A week or two ago, I posted an article on why you should care about Creative Commons. So, now I thought I would post an article about why I care.  My previous comments on this subject are definitely part of the reason that I feel Creative Commons is important, however there are more personal reasons that I care.  This won’t be the only article about this topic that I will write,  I am going to try to write something about every month or so to add to this subject.

One of the things that I think about when considering artist works is their history, the artists process, inspiration and methods.  The big thing that has been of interest to me is that artists don’t work in a vacuum.  They aren’t creating new works out of thin air.  They use other materials as inspiration or the starting points for their works.

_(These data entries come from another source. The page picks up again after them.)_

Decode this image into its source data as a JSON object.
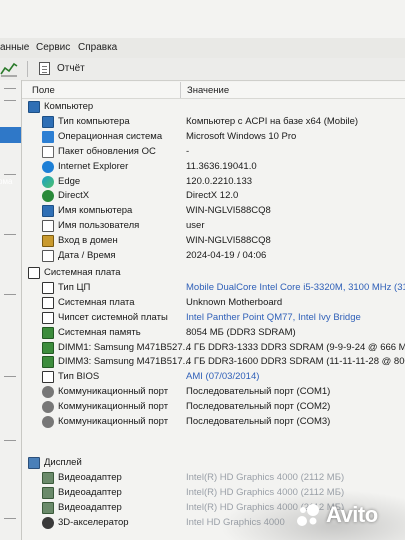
{
  "menu": {
    "items": [
      "анные",
      "Сервис",
      "Справка"
    ]
  },
  "toolbar": {
    "report_label": "Отчёт"
  },
  "left_pane": {
    "selected_fragment": "рма"
  },
  "columns": {
    "field": "Поле",
    "value": "Значение"
  },
  "sections": [
    {
      "label": "Компьютер",
      "icon": "computer-icon",
      "rows": [
        {
          "label": "Тип компьютера",
          "value": "Компьютер с ACPI на базе x64  (Mobile)",
          "icon": "computer-icon",
          "value_color": "normal"
        },
        {
          "label": "Операционная система",
          "value": "Microsoft Windows 10 Pro",
          "icon": "windows-icon",
          "value_color": "normal"
        },
        {
          "label": "Пакет обновления ОС",
          "value": "-",
          "icon": "document-icon",
          "value_color": "normal"
        },
        {
          "label": "Internet Explorer",
          "value": "11.3636.19041.0",
          "icon": "ie-icon",
          "value_color": "normal"
        },
        {
          "label": "Edge",
          "value": "120.0.2210.133",
          "icon": "edge-icon",
          "value_color": "normal"
        },
        {
          "label": "DirectX",
          "value": "DirectX 12.0",
          "icon": "directx-icon",
          "value_color": "normal"
        },
        {
          "label": "Имя компьютера",
          "value": "WIN-NGLVI588CQ8",
          "icon": "computer-icon",
          "value_color": "normal"
        },
        {
          "label": "Имя пользователя",
          "value": "user",
          "icon": "user-icon",
          "value_color": "normal"
        },
        {
          "label": "Вход в домен",
          "value": "WIN-NGLVI588CQ8",
          "icon": "domain-icon",
          "value_color": "normal"
        },
        {
          "label": "Дата / Время",
          "value": "2024-04-19 / 04:06",
          "icon": "calendar-icon",
          "value_color": "normal"
        }
      ]
    },
    {
      "label": "Системная плата",
      "icon": "motherboard-icon",
      "rows": [
        {
          "label": "Тип ЦП",
          "value": "Mobile DualCore Intel Core i5-3320M, 3100 MHz (31 x",
          "icon": "cpu-icon",
          "value_color": "blue"
        },
        {
          "label": "Системная плата",
          "value": "Unknown Motherboard",
          "icon": "motherboard-icon",
          "value_color": "normal"
        },
        {
          "label": "Чипсет системной платы",
          "value": "Intel Panther Point QM77, Intel Ivy Bridge",
          "icon": "chipset-icon",
          "value_color": "blue"
        },
        {
          "label": "Системная память",
          "value": "8054 МБ  (DDR3 SDRAM)",
          "icon": "memory-icon",
          "value_color": "normal"
        },
        {
          "label": "DIMM1: Samsung M471B527...",
          "value": "4 ГБ DDR3-1333 DDR3 SDRAM  (9-9-9-24 @ 666 МГц)",
          "icon": "memory-icon",
          "value_color": "normal"
        },
        {
          "label": "DIMM3: Samsung M471B517...",
          "value": "4 ГБ DDR3-1600 DDR3 SDRAM  (11-11-11-28 @ 800 МГ",
          "icon": "memory-icon",
          "value_color": "normal"
        },
        {
          "label": "Тип BIOS",
          "value": "AMI (07/03/2014)",
          "icon": "bios-icon",
          "value_color": "blue"
        },
        {
          "label": "Коммуникационный порт",
          "value": "Последовательный порт (COM1)",
          "icon": "port-icon",
          "value_color": "normal"
        },
        {
          "label": "Коммуникационный порт",
          "value": "Последовательный порт (COM2)",
          "icon": "port-icon",
          "value_color": "normal"
        },
        {
          "label": "Коммуникационный порт",
          "value": "Последовательный порт (COM3)",
          "icon": "port-icon",
          "value_color": "normal"
        }
      ]
    },
    {
      "label": "Дисплей",
      "icon": "display-icon",
      "rows": [
        {
          "label": "Видеоадаптер",
          "value": "Intel(R) HD Graphics 4000  (2112 МБ)",
          "icon": "display-adapter-icon",
          "value_color": "dim"
        },
        {
          "label": "Видеоадаптер",
          "value": "Intel(R) HD Graphics 4000  (2112 МБ)",
          "icon": "display-adapter-icon",
          "value_color": "dim"
        },
        {
          "label": "Видеоадаптер",
          "value": "Intel(R) HD Graphics 4000  (2112 МБ)",
          "icon": "display-adapter-icon",
          "value_color": "dim"
        },
        {
          "label": "3D-акселератор",
          "value": "Intel HD Graphics 4000",
          "icon": "xbox-icon",
          "value_color": "dim"
        }
      ]
    }
  ],
  "watermark": {
    "brand": "Avito"
  },
  "colors": {
    "link_blue": "#3060b8",
    "selection": "#2f78c8"
  }
}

One of the sources for these materials is frequently other artists.  For example, Brahms wrote three sets of Themes and Variations which used several different sources.  One was the ‘Eleven Variations on an Original Theme, in D major (1857)’, which (as the name implies) uses a theme which he penned.  However, the other two works are a different stories.

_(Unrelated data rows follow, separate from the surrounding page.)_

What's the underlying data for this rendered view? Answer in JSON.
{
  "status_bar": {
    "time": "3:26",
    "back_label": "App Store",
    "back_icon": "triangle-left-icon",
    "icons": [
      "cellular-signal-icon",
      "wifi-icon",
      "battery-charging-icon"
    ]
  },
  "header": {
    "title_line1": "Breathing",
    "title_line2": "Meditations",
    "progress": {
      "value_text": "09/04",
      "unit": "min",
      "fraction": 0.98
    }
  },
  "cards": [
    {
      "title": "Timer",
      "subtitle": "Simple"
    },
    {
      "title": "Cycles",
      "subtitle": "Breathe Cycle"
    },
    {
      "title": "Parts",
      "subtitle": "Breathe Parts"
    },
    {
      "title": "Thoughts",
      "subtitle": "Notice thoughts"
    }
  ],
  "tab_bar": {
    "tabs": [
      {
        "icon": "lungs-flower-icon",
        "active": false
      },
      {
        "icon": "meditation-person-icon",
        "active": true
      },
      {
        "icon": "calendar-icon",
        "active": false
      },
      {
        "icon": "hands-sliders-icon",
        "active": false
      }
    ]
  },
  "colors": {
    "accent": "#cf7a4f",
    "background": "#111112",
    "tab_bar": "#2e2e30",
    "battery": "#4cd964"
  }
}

For ‘Fourteen Variations on a Hungarian Melody, in D major (1854)’ Brahms used a piece of Hungarian folk music as the basis for his composition.  For ‘Variations and Fugue on a Theme by Handel’ he used the Aria from the Harpsichord Suite No. 1 in B-flat Major, HWV 434 of Handel.

The Hungarian Melody and Handel Variations are important to me because they illustrate something about artists: they have a conversation or dialogue through their works.  Both of these works are a way of taking, or sampling, a piece of someone else’s composition, transforming it and producing something new.  In that new work, we find a continuation of thought that artists are presenting to the world and to other artists.

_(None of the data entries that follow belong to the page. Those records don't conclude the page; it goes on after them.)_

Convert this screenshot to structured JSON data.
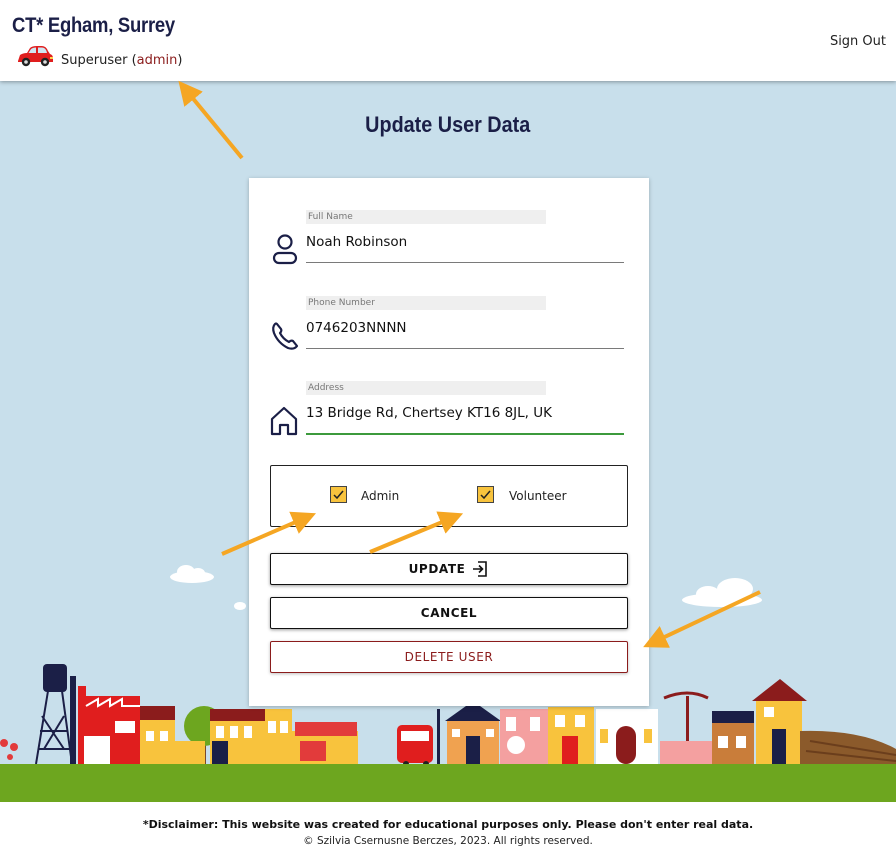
{
  "header": {
    "brand": "CT* Egham, Surrey",
    "role_prefix": "Superuser (",
    "username": "admin",
    "role_suffix": ")",
    "sign_out": "Sign Out",
    "car_icon": "car-icon"
  },
  "page": {
    "title": "Update User Data"
  },
  "form": {
    "full_name": {
      "label": "Full Name",
      "value": "Noah Robinson",
      "icon": "person-icon"
    },
    "phone": {
      "label": "Phone Number",
      "value": "0746203NNNN",
      "icon": "phone-icon"
    },
    "address": {
      "label": "Address",
      "value": "13 Bridge Rd, Chertsey KT16 8JL, UK",
      "icon": "house-icon"
    },
    "roles": [
      {
        "label": "Admin",
        "checked": true
      },
      {
        "label": "Volunteer",
        "checked": true
      }
    ]
  },
  "buttons": {
    "update": "UPDATE",
    "cancel": "CANCEL",
    "delete": "DELETE USER"
  },
  "footer": {
    "disclaimer": "*Disclaimer: This website was created for educational purposes only. Please don't enter real data.",
    "copyright": "© Szilvia Csernusne Berczes, 2023. All rights reserved."
  },
  "colors": {
    "navy": "#1b1f47",
    "sky": "#c8dfeb",
    "grass": "#6da61f",
    "checkbox": "#f8c33d",
    "danger": "#8b1c1c",
    "arrow": "#f5a623"
  }
}
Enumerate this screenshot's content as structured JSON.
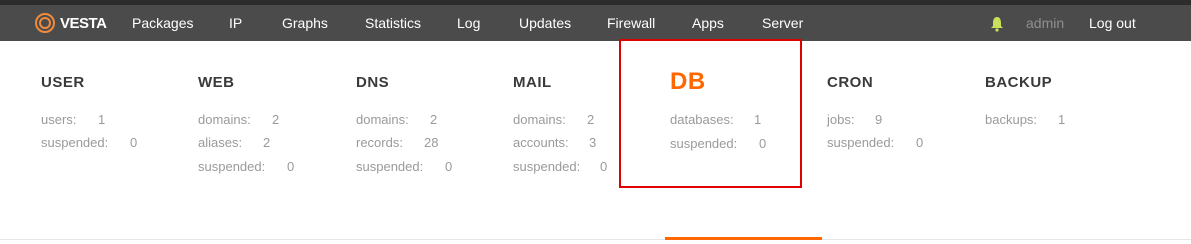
{
  "brand": {
    "name": "VESTA",
    "accent": "#ff6701"
  },
  "nav": {
    "items": [
      "Packages",
      "IP",
      "Graphs",
      "Statistics",
      "Log",
      "Updates",
      "Firewall",
      "Apps",
      "Server"
    ],
    "user": "admin",
    "logout": "Log out",
    "notification_icon": "bell-icon"
  },
  "panels": [
    {
      "title": "USER",
      "stats": [
        {
          "label": "users:",
          "value": "1"
        },
        {
          "label": "suspended:",
          "value": "0"
        }
      ]
    },
    {
      "title": "WEB",
      "stats": [
        {
          "label": "domains:",
          "value": "2"
        },
        {
          "label": "aliases:",
          "value": "2"
        },
        {
          "label": "suspended:",
          "value": "0"
        }
      ]
    },
    {
      "title": "DNS",
      "stats": [
        {
          "label": "domains:",
          "value": "2"
        },
        {
          "label": "records:",
          "value": "28"
        },
        {
          "label": "suspended:",
          "value": "0"
        }
      ]
    },
    {
      "title": "MAIL",
      "stats": [
        {
          "label": "domains:",
          "value": "2"
        },
        {
          "label": "accounts:",
          "value": "3"
        },
        {
          "label": "suspended:",
          "value": "0"
        }
      ]
    },
    {
      "title": "DB",
      "active": true,
      "stats": [
        {
          "label": "databases:",
          "value": "1"
        },
        {
          "label": "suspended:",
          "value": "0"
        }
      ]
    },
    {
      "title": "CRON",
      "stats": [
        {
          "label": "jobs:",
          "value": "9"
        },
        {
          "label": "suspended:",
          "value": "0"
        }
      ]
    },
    {
      "title": "BACKUP",
      "stats": [
        {
          "label": "backups:",
          "value": "1"
        }
      ]
    }
  ],
  "colors": {
    "highlight_box": "#e10000",
    "navbar": "#4b4b4b"
  }
}
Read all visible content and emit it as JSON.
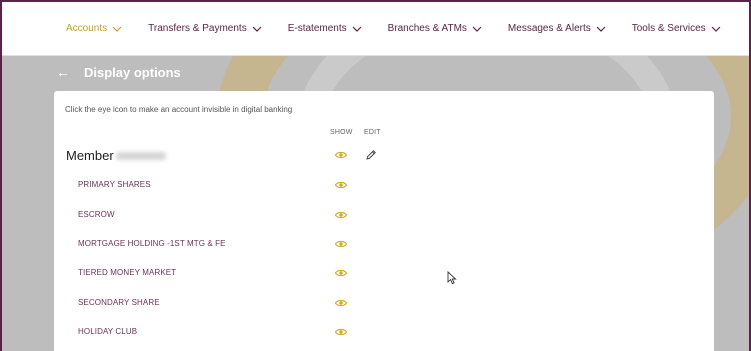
{
  "nav": {
    "items": [
      {
        "label": "Accounts",
        "active": true
      },
      {
        "label": "Transfers & Payments",
        "active": false
      },
      {
        "label": "E-statements",
        "active": false
      },
      {
        "label": "Branches & ATMs",
        "active": false
      },
      {
        "label": "Messages & Alerts",
        "active": false
      },
      {
        "label": "Tools & Services",
        "active": false
      }
    ]
  },
  "page": {
    "back_icon": "←",
    "title": "Display options"
  },
  "card": {
    "instructions": "Click the eye icon to make an account invisible in digital banking",
    "show_header": "SHOW",
    "edit_header": "EDIT",
    "member_label": "Member",
    "accounts": [
      {
        "label": "PRIMARY SHARES"
      },
      {
        "label": "ESCROW"
      },
      {
        "label": "MORTGAGE HOLDING -1ST MTG & FE"
      },
      {
        "label": "TIERED MONEY MARKET"
      },
      {
        "label": "SECONDARY SHARE"
      },
      {
        "label": "HOLIDAY CLUB"
      }
    ]
  },
  "colors": {
    "brand": "#5a2448",
    "accent": "#c89f2a",
    "eye": "#d4a81c"
  },
  "icons": [
    "chevron-down-icon",
    "back-arrow-icon",
    "eye-icon",
    "pencil-icon",
    "mouse-cursor-icon"
  ]
}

But it’s not just music that has seen this type of activity between artists.  Writer’s frequently borrow from each other in creating their works.  For example, it is largely believed that Shakespeare’s primary influence in writing ‘Romeo and Juliet’ is Ovid’s ‘Pyramus & Thisbe’.

Other writers (poets, novelists, etc.) are also known to borrow or quote from each other quite frequently.  There are too many examples to lay my hands on them right now.

The point to this discussion is actually two fold: (a) artistic works are frequently not pure, new creations by an artist, (b) throughout history, artists have thought nothing about borrowing, quoting, or outright using another artists work in their own.

This is sharply different from where we are today.  In our litigious, copyright laden artistic culture it has become extremely difficult for artists to continue this tradition of transformation and dialogue.  Here’s just a few examples:

Chumbawamba’s follow up to their highly successful Tubthumping release ‘Shhh‘ was initially conceived with samples from many artists including The Beatles and Abba.  Most of the samples were removed when the artists refused to allow the re-use of their material.

Recently, Dan Bull had a takedown order issued against a video he had put together as a commentary / criticism of a rapper suing another rapper.  Confusing?  Yes, this is a sign of how complicated the maze of copyright law, and the draconian nature of it’s enforcement has become.  It’s also a clear sign that copyright enforcement and draconian systems are being used to interrupt the flow of dialogue between artists: Dan Bull’s work was a commentary on the works of his peers.

Recently, I started uploading my podcast to YouTube.  All of the music that I use in my show is released under a Creative Commons license.  And, if I transform a work (say using music stub as a backing track for a voice over), I double check with the artist no matter what license has been applied (except, possibly, if the piece is already in the public domain).

But, the fact that I am clearly within my rights to broadcast the works as part of my show, I am routinely having my videos flagged with infringement claims – and generally falsely so.  Take the following image as an example:

YouTube_Copyright_Notice

The thing about this is that (a) the first two claims are on classical music recordings, and (b) the second two are only 4 seconds apart on two works that I don’t know.  As you can see, I have disputed the claims.  The works were all Creative Commons releases.  What bothers me is that I have to defend my use of the material, and yet, the supposed “rights holders” have a month to deny my dispute:

YouTube_Dispute_Submission_0119And this is the part that bothers me.  I basically had to fill out a legal disclaimer proving my rights.  It’s not accepted that I have rights until these companies can prove that I don’t have the right to use their material.  They get to declare me guilty until such time as they accept my documented proof that I have the rights that I have asserted.

What about this sounds like it is the legal or proper way to proceed with this situation?  Nothing about it seems like it is reasonably legal to me.  The concept of innocence until proven guilty is being thrown out the door with this system.  Worse yet, I don’t even have full access to my videos.  IE – I can’t download them to make a backup copy.  I can only view them online.

So, in other words we now have people who are ‘claiming’ to have rights to things, whether they do or not.  They can make the claim, and restrict the rights of other individuals, artists, etc.  They are now directly interfering with the conversations that artists have had for nearly 500 years.

That’s one of the reasons I believe in Creative Commons, one of the reasons I support it so staunchly.  The artists that are working in the Creative Commons community have, to one extent or another, dedicated themselves to making themselves part of the conversation.  Making their material available for other artists to be inspired by, create new works with, or broadcasters to broadcast.